While Jason Bourne brings back Damon and Greengrass, it leaves out one key contributor to the earlier films: screenwriter Tony Gilroy. Yes, Gilroy is the guy who wrote and directed the much-derided Bourne Legacy. But after watching Jason Bourne flash back to the same exact scene half a dozen times, I started to think maybe Aaron Cross' chems weren't so bad after all. Gilroy's presence is sorely missed here, as the Jason Bourne script by Greengrass and Christopher Rouse combines ill-defined character motivations with thuddingly obvious dialogue. It feels as everyone involved with this movie is working off of a script outline, rather than a completed script. Damon is lucky that he only has to speak 25 lines in this thing.
Information is endlessly repeated, and themes are declared outright, as if we in the audience are idiots. ("Privacy is freedom!" one character says helpfully.) The plot barely bothers to try and cover up its contrivances. How does Jason Bourne track a villain in the final act? Conveniently, the tech conference is just giving away high-tech beacons by the bowlful, as if they're stickers or candy or something similarly dirt-cheap. How does Alicia Vikander's Heather get the idea to bring Jason Bourne back in? She reads a document that says, "Jason Bourne may be brought back in."
On the bright side, Jason Bourne does have a spectacular supporting cast including Vikander, Vincent Cassel, Riz Ahmed, and Tommy Lee Jones. They're all actors who can do a lot with a little, and Vikander, in particular, works hard to bring some personality into her enigmatic character. If the next film (if there is a next film) wants to pick up with her Game of Thrones-y power play within the CIA, I wouldn't complain. There's an intensity to the big action setpieces that I think many fans will admire, though my favorite was the fistfight between Bourne and the Asset (Cassel) near the end. That one feels visceral in the way Greengrass does so well.

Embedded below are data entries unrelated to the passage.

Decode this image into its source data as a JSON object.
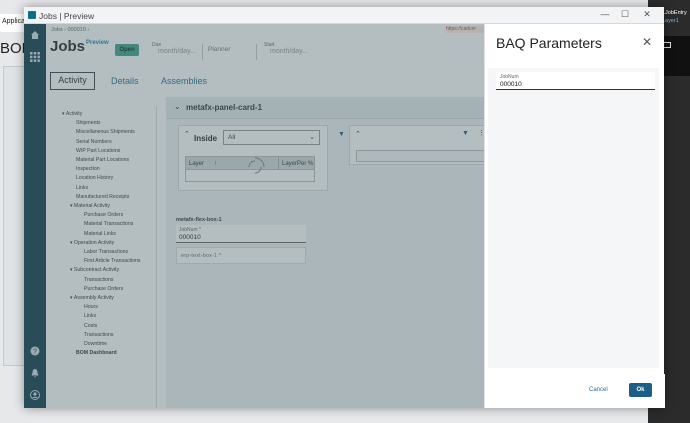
{
  "background": {
    "tab_text": "Applica",
    "bom_text": "BOM",
    "right_text1": "LJobEntry",
    "right_text2": "Layer1"
  },
  "window": {
    "title": "Jobs | Preview",
    "minimize": "—",
    "maximize": "☐",
    "close": "✕"
  },
  "breadcrumb": {
    "item1": "Jobs",
    "sep": "›",
    "item2": "000010"
  },
  "url_fragment": "https://cadcer",
  "header": {
    "title": "Jobs",
    "preview_label": "Preview",
    "status": "Open",
    "due_label": "Due",
    "due_value": "month/day...",
    "planner_label": "Planner",
    "start_label": "Start",
    "start_value": "month/day..."
  },
  "tabs": [
    "Activity",
    "Details",
    "Assemblies"
  ],
  "nav": [
    {
      "label": "Activity",
      "level": 0,
      "caret": true
    },
    {
      "label": "Shipments",
      "level": 1
    },
    {
      "label": "Miscellaneous Shipments",
      "level": 1
    },
    {
      "label": "Serial Numbers",
      "level": 1
    },
    {
      "label": "WIP Part Locations",
      "level": 1
    },
    {
      "label": "Material Part Locations",
      "level": 1
    },
    {
      "label": "Inspection",
      "level": 1
    },
    {
      "label": "Location History",
      "level": 1
    },
    {
      "label": "Links",
      "level": 1
    },
    {
      "label": "Manufactured Receipts",
      "level": 1
    },
    {
      "label": "Material Activity",
      "level": 1,
      "caret": true
    },
    {
      "label": "Purchase Orders",
      "level": 2
    },
    {
      "label": "Material Transactions",
      "level": 2
    },
    {
      "label": "Material Links",
      "level": 2
    },
    {
      "label": "Operation Activity",
      "level": 1,
      "caret": true
    },
    {
      "label": "Labor Transactions",
      "level": 2
    },
    {
      "label": "First Article Transactions",
      "level": 2
    },
    {
      "label": "Subcontract Activity",
      "level": 1,
      "caret": true
    },
    {
      "label": "Transactions",
      "level": 2
    },
    {
      "label": "Purchase Orders",
      "level": 2
    },
    {
      "label": "Assembly Activity",
      "level": 1,
      "caret": true
    },
    {
      "label": "Hours",
      "level": 2
    },
    {
      "label": "Links",
      "level": 2
    },
    {
      "label": "Costs",
      "level": 2
    },
    {
      "label": "Transactions",
      "level": 2
    },
    {
      "label": "Downtime",
      "level": 2
    },
    {
      "label": "BOM Dashboard",
      "level": 1,
      "bold": true
    }
  ],
  "panel_card": {
    "title": "metafx-panel-card-1",
    "inside_label": "Inside",
    "select_value": "All",
    "grid_col1": "Layer",
    "grid_col2": "LayerPer %",
    "flex_box_label": "metafx-flex-box-1",
    "jobnum_label": "JobNum *",
    "jobnum_value": "000010",
    "erp_text_label": "erp-text-box-1 *"
  },
  "baq": {
    "title": "BAQ Parameters",
    "jobnum_label": "JobNum",
    "jobnum_value": "000010",
    "cancel_label": "Cancel",
    "ok_label": "Ok"
  }
}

But enough about what I thought of Jason Bourne. What did you think? Were you excited or dispirited by Jason Bourne? Will you miss Nicky (Julia Stiles)? What kind of accent do you think Alicia Vikander was trying to do? Were you sad he didn't get the opportunity to dye anyone's hair this time? Did you remember all of that David Webb stuff going into this movie? Do the big reveals of this one (namely, that Bourne was tricked into volunteering) undermine the moral complexity of the earlier Bourne films, or do they just make the larger conspiracy more intriguing? And finally: would you want to see a Jason Bourne sequel?